Invelle – Oltre i luoghi | Venezia 80
L’animazione che cancella lo spazio e i suoi limiti permette di esplorare confini espressivi invalicabili, di scoprire la vera natura delle forme. Su questa linea pare muoversi il primo lungometraggio di Simone Massi. Invelle, che dal dialetto marchigiano si può tradurre come “non luogo”, è prima di tutto un tentativo di recuperare gli echi di storie passate, strappati e cancellati dalla Storia con la S maiuscola. Suggestiva, ipnotica, a tratti sconcertante, quest’opera anomala, presentata nella sezione Orizzonti, è una delle visioni più fantasmatiche di Venezia 80 del cinema italiano contemporaneo.
La premessa di Invelle è quella di raccontare un affresco del mondo contadino marchigiano che spazi lungo l’intero Novecento italiano. Diversi personaggi si alternano, o meglio si compenetrano, in un susseguirsi di storie di povertà, solitudine, rabbia e privazioni. Le Marche contadine sono un luogo che opprime e imprigiona i propri abitanti, ne delimita l’esistenza in confini esistenziali, politici ed economici. La prima grande conquista del film è quella di liberare questa umanità con la sua tecnica d’animazione.

Ogni secondo è occupato da tre frame, ognuno dei quali accuratamente disegnato a mano con matita e carboncino. Di conseguenza, è impossibile ottenere continuità tra un disegno e l’altro. Le forme assumono una vita propria, i contorni vibrano, e l’immagine pare sussultare nevroticamente imitando la pressione esistenziale dei personaggi.
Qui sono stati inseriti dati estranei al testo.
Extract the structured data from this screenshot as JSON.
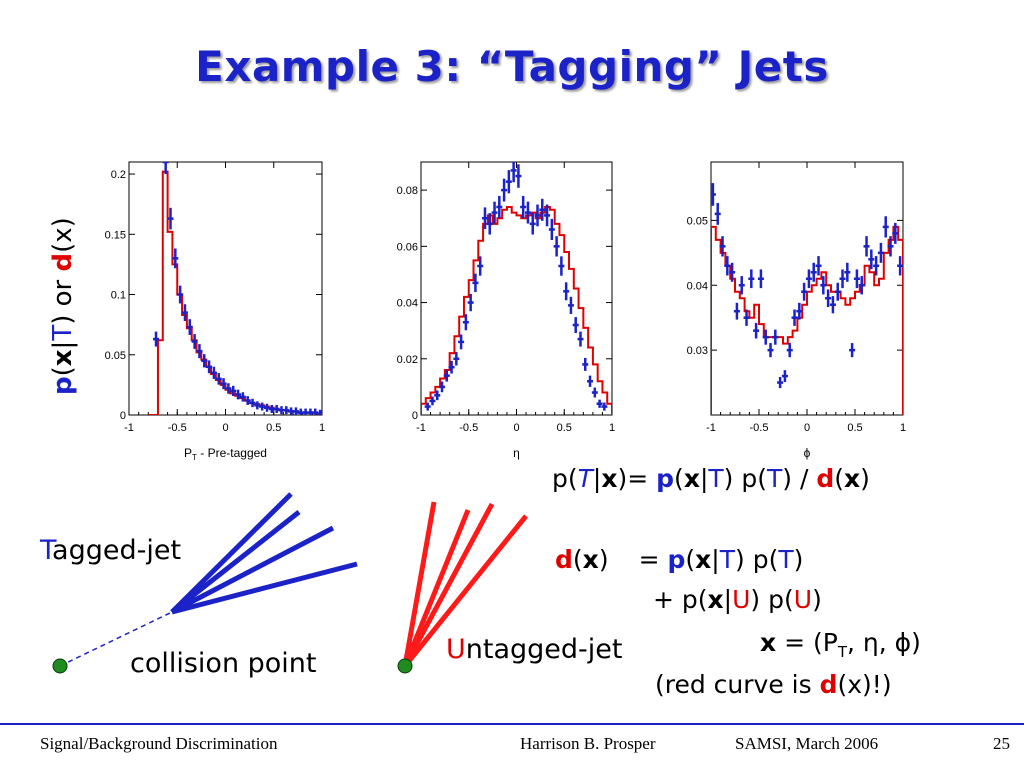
{
  "slide": {
    "title": "Example 3: “Tagging” Jets",
    "ylabel_parts": [
      "p",
      "(",
      "x",
      "|",
      "T",
      ") or ",
      "d",
      "(x)"
    ],
    "eq1": {
      "a": "p(",
      "b": "T",
      "c": "|",
      "d": "x",
      "e": ")= ",
      "f": "p",
      "g": "(",
      "h": "x",
      "i": "|",
      "j": "T",
      "k": ") p(",
      "l": "T",
      "m": ") / ",
      "n": "d",
      "o": "(",
      "p": "x",
      "q": ")"
    },
    "eq2": {
      "a": "d",
      "b": "(",
      "c": "x",
      "d": ")",
      "e": "= ",
      "f": "p",
      "g": "(",
      "h": "x",
      "i": "|",
      "j": "T",
      "k": ") p(",
      "l": "T",
      "m": ")"
    },
    "eq3": {
      "a": "+ p(",
      "b": "x",
      "c": "|",
      "d": "U",
      "e": ") p(",
      "f": "U",
      "g": ")"
    },
    "eq4": {
      "a": "x",
      "b": " = (P",
      "c": "T",
      "d": ", η, ϕ)"
    },
    "eq5": {
      "a": "(red curve is ",
      "b": "d",
      "c": "(x)!)"
    },
    "tagged_label": {
      "first": "T",
      "rest": "agged-jet"
    },
    "untagged_label": {
      "first": "U",
      "rest": "ntagged-jet"
    },
    "collision_label": "collision point",
    "colors": {
      "title": "#1a22c8",
      "highlight_red": "#e00000",
      "tagged_jet": "#1a22c8",
      "untagged_jet": "#ff1a1a",
      "collision_dot": "#1e8c1e",
      "hist": "#e00000",
      "points": "#1a22c8"
    }
  },
  "footer": {
    "left": "Signal/Background Discrimination",
    "author": "Harrison B. Prosper",
    "event": "SAMSI, March 2006",
    "page": "25"
  },
  "chart_data": [
    {
      "type": "line",
      "xlabel_main": "P",
      "xlabel_sub": "T",
      "xlabel_rest": " - Pre-tagged",
      "xlim": [
        -1,
        1
      ],
      "ylim": [
        0,
        0.21
      ],
      "xticks": [
        "-1",
        "-0.5",
        "0",
        "0.5",
        "1"
      ],
      "yticks": [
        "0",
        "0.05",
        "0.1",
        "0.15",
        "0.2"
      ],
      "ytick_values": [
        0,
        0.05,
        0.1,
        0.15,
        0.2
      ],
      "bin_edges": [
        -0.8,
        -0.7,
        -0.65,
        -0.6,
        -0.55,
        -0.5,
        -0.45,
        -0.4,
        -0.35,
        -0.3,
        -0.25,
        -0.2,
        -0.15,
        -0.1,
        -0.05,
        0,
        0.05,
        0.1,
        0.15,
        0.2,
        0.25,
        0.3,
        0.35,
        0.4,
        0.45,
        0.5,
        0.55,
        0.6,
        0.65,
        0.7,
        0.75,
        0.8,
        0.85,
        0.9,
        0.95,
        1.0
      ],
      "series": [
        {
          "style": "histogram",
          "values": [
            0,
            0.062,
            0.202,
            0.152,
            0.125,
            0.1,
            0.083,
            0.072,
            0.062,
            0.052,
            0.046,
            0.04,
            0.034,
            0.029,
            0.025,
            0.021,
            0.018,
            0.016,
            0.014,
            0.012,
            0.01,
            0.009,
            0.008,
            0.007,
            0.006,
            0.005,
            0.004,
            0.004,
            0.003,
            0.003,
            0.002,
            0.002,
            0.002,
            0.002,
            0.001
          ]
        },
        {
          "style": "points",
          "x": [
            -0.72,
            -0.62,
            -0.57,
            -0.52,
            -0.47,
            -0.42,
            -0.37,
            -0.32,
            -0.27,
            -0.22,
            -0.17,
            -0.12,
            -0.07,
            -0.02,
            0.03,
            0.08,
            0.13,
            0.18,
            0.23,
            0.28,
            0.33,
            0.38,
            0.43,
            0.48,
            0.53,
            0.58,
            0.63,
            0.68,
            0.73,
            0.78,
            0.83,
            0.88,
            0.93,
            0.98
          ],
          "y": [
            0.063,
            0.21,
            0.163,
            0.13,
            0.1,
            0.085,
            0.073,
            0.061,
            0.053,
            0.045,
            0.04,
            0.035,
            0.03,
            0.026,
            0.022,
            0.02,
            0.017,
            0.015,
            0.012,
            0.01,
            0.008,
            0.007,
            0.006,
            0.005,
            0.005,
            0.004,
            0.004,
            0.003,
            0.003,
            0.002,
            0.002,
            0.002,
            0.002,
            0.001
          ]
        }
      ]
    },
    {
      "type": "line",
      "xlabel_main": "η",
      "xlim": [
        -1,
        1
      ],
      "ylim": [
        0,
        0.09
      ],
      "xticks": [
        "-1",
        "-0.5",
        "0",
        "0.5",
        "1"
      ],
      "yticks": [
        "0",
        "0.02",
        "0.04",
        "0.06",
        "0.08"
      ],
      "ytick_values": [
        0,
        0.02,
        0.04,
        0.06,
        0.08
      ],
      "bin_edges": [
        -1,
        -0.95,
        -0.9,
        -0.85,
        -0.8,
        -0.75,
        -0.7,
        -0.65,
        -0.6,
        -0.55,
        -0.5,
        -0.45,
        -0.4,
        -0.35,
        -0.3,
        -0.25,
        -0.2,
        -0.15,
        -0.1,
        -0.05,
        0,
        0.05,
        0.1,
        0.15,
        0.2,
        0.25,
        0.3,
        0.35,
        0.4,
        0.45,
        0.5,
        0.55,
        0.6,
        0.65,
        0.7,
        0.75,
        0.8,
        0.85,
        0.9,
        0.95,
        1.0
      ],
      "series": [
        {
          "style": "histogram",
          "values": [
            0.004,
            0.006,
            0.008,
            0.01,
            0.013,
            0.016,
            0.022,
            0.028,
            0.035,
            0.042,
            0.048,
            0.055,
            0.062,
            0.068,
            0.071,
            0.068,
            0.07,
            0.073,
            0.074,
            0.072,
            0.071,
            0.07,
            0.071,
            0.072,
            0.07,
            0.072,
            0.074,
            0.073,
            0.068,
            0.064,
            0.058,
            0.052,
            0.045,
            0.038,
            0.031,
            0.024,
            0.018,
            0.012,
            0.008,
            0.004
          ]
        },
        {
          "style": "points",
          "x": [
            -0.93,
            -0.88,
            -0.83,
            -0.78,
            -0.73,
            -0.68,
            -0.63,
            -0.58,
            -0.53,
            -0.48,
            -0.43,
            -0.38,
            -0.33,
            -0.28,
            -0.23,
            -0.18,
            -0.13,
            -0.08,
            -0.03,
            0.02,
            0.07,
            0.12,
            0.17,
            0.22,
            0.27,
            0.32,
            0.37,
            0.42,
            0.47,
            0.52,
            0.57,
            0.62,
            0.67,
            0.72,
            0.77,
            0.82,
            0.87,
            0.92
          ],
          "y": [
            0.003,
            0.005,
            0.007,
            0.01,
            0.014,
            0.017,
            0.02,
            0.026,
            0.033,
            0.04,
            0.047,
            0.053,
            0.07,
            0.068,
            0.072,
            0.074,
            0.08,
            0.083,
            0.087,
            0.085,
            0.074,
            0.072,
            0.068,
            0.071,
            0.073,
            0.071,
            0.066,
            0.06,
            0.053,
            0.044,
            0.039,
            0.032,
            0.027,
            0.018,
            0.012,
            0.008,
            0.004,
            0.003
          ]
        }
      ]
    },
    {
      "type": "line",
      "xlabel_main": "ϕ",
      "xlim": [
        -1,
        1
      ],
      "ylim": [
        0.02,
        0.059
      ],
      "xticks": [
        "-1",
        "-0.5",
        "0",
        "0.5",
        "1"
      ],
      "yticks": [
        "0.03",
        "0.04",
        "0.05"
      ],
      "ytick_values": [
        0.03,
        0.04,
        0.05
      ],
      "bin_edges": [
        -1,
        -0.95,
        -0.9,
        -0.85,
        -0.8,
        -0.75,
        -0.7,
        -0.65,
        -0.6,
        -0.55,
        -0.5,
        -0.45,
        -0.4,
        -0.35,
        -0.3,
        -0.25,
        -0.2,
        -0.15,
        -0.1,
        -0.05,
        0,
        0.05,
        0.1,
        0.15,
        0.2,
        0.25,
        0.3,
        0.35,
        0.4,
        0.45,
        0.5,
        0.55,
        0.6,
        0.65,
        0.7,
        0.75,
        0.8,
        0.85,
        0.9,
        0.95,
        1.0
      ],
      "series": [
        {
          "style": "histogram",
          "values": [
            0.049,
            0.047,
            0.045,
            0.043,
            0.041,
            0.039,
            0.038,
            0.036,
            0.035,
            0.037,
            0.034,
            0.032,
            0.032,
            0.032,
            0.032,
            0.031,
            0.032,
            0.033,
            0.035,
            0.037,
            0.039,
            0.04,
            0.041,
            0.042,
            0.04,
            0.039,
            0.039,
            0.038,
            0.037,
            0.038,
            0.039,
            0.04,
            0.043,
            0.042,
            0.04,
            0.041,
            0.045,
            0.047,
            0.049,
            0.047
          ]
        },
        {
          "style": "points",
          "x": [
            -0.98,
            -0.93,
            -0.88,
            -0.83,
            -0.78,
            -0.73,
            -0.68,
            -0.63,
            -0.58,
            -0.53,
            -0.48,
            -0.43,
            -0.38,
            -0.33,
            -0.28,
            -0.23,
            -0.18,
            -0.13,
            -0.08,
            -0.03,
            0.02,
            0.07,
            0.12,
            0.17,
            0.22,
            0.27,
            0.32,
            0.37,
            0.42,
            0.47,
            0.52,
            0.57,
            0.62,
            0.67,
            0.72,
            0.77,
            0.82,
            0.87,
            0.92,
            0.97
          ],
          "y": [
            0.054,
            0.051,
            0.046,
            0.043,
            0.042,
            0.036,
            0.04,
            0.035,
            0.041,
            0.033,
            0.041,
            0.032,
            0.03,
            0.032,
            0.025,
            0.026,
            0.03,
            0.035,
            0.036,
            0.039,
            0.041,
            0.042,
            0.043,
            0.04,
            0.038,
            0.037,
            0.039,
            0.041,
            0.042,
            0.03,
            0.041,
            0.04,
            0.046,
            0.044,
            0.043,
            0.045,
            0.049,
            0.046,
            0.048,
            0.043
          ]
        }
      ]
    }
  ]
}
Poche altre volte si è visto sullo schermo una così vivida rappresentazione dell’abisso in cui vengono gettati gli esclusi dalla Storia. Pochi, semplici colori, si insinuano ogni tanto in questo tetro monocromatismo. Sono dettagli di ricordi: panni appesi, un fazzoletto rosso, un’auto rossa. Massi sembra combattere l’oblio con momenti di fragile poesia.
Ancora più spiazzante, è l’uso delle transizioni tra una scena e l’altra. Sono pochissimi quelli che possono essere considerati come veri e propri stacchi di montaggio. Al contrario, ogni scena viene per lo più generata dall’altra: la camera si allarga su un paesaggio che si trasforma in un volto, oppure si restringe su un dettaglio che diviene parte di un altro ambiente. Questa invenzione di costanti sineddochi, che stabilisce un rapporto onirico e quasi mistico con ogni oggetto e personaggio, è ciò che definisce l’anima liberatoria di tutto il film.

I personaggi di Invelle, infatti, sono ridotti irrimediabilmente a fantasmi, e riacquistano una propria dignità proprio grazie al loro essere senza forma. Massi sfrutta la sua personale tecnica di animazione per esplorare le più fantasiose soluzioni espressive, e l’impossibilità di avere un Epos definito a cui fare riferimento gli permette di dare alla sua opera un carattere libero e spontaneo. Questa commistione di pauperismo ed eleganza, di straordinaria inventiva e gracile quotidianità, permette al film di stabilirsi perfettamente a metà tra il grande affresco epico e il racconto di un nonno.

Infine, Invelle riesce nell’intento di tracciare un nuovo modo di rappresentare la Storia, nel quale il ricordo personale acquista la stessa dignità della memoria collettiva. Le immagini della Prima e della Seconda Guerra Mondiale generano quelle di un contadino che non ha mai visto il mare, un dialogo che si trasforma in voce fuori campo: Massi traccia l’andamento della Storia come un inesplicabile intreccio
di connessioni. Impossibile da comprendere nel suo complesso, esso può essere solo contemplato.
Grande anomalia del cinema italiano, Simone Massi ha realizzato un’opera misteriosa e al contempo umanista. Forse la summa del proprio autore, da sempre legato al cortometraggio, e certamente una delle visioni più uniche di cui si più essere testimoni nel panorama attuale.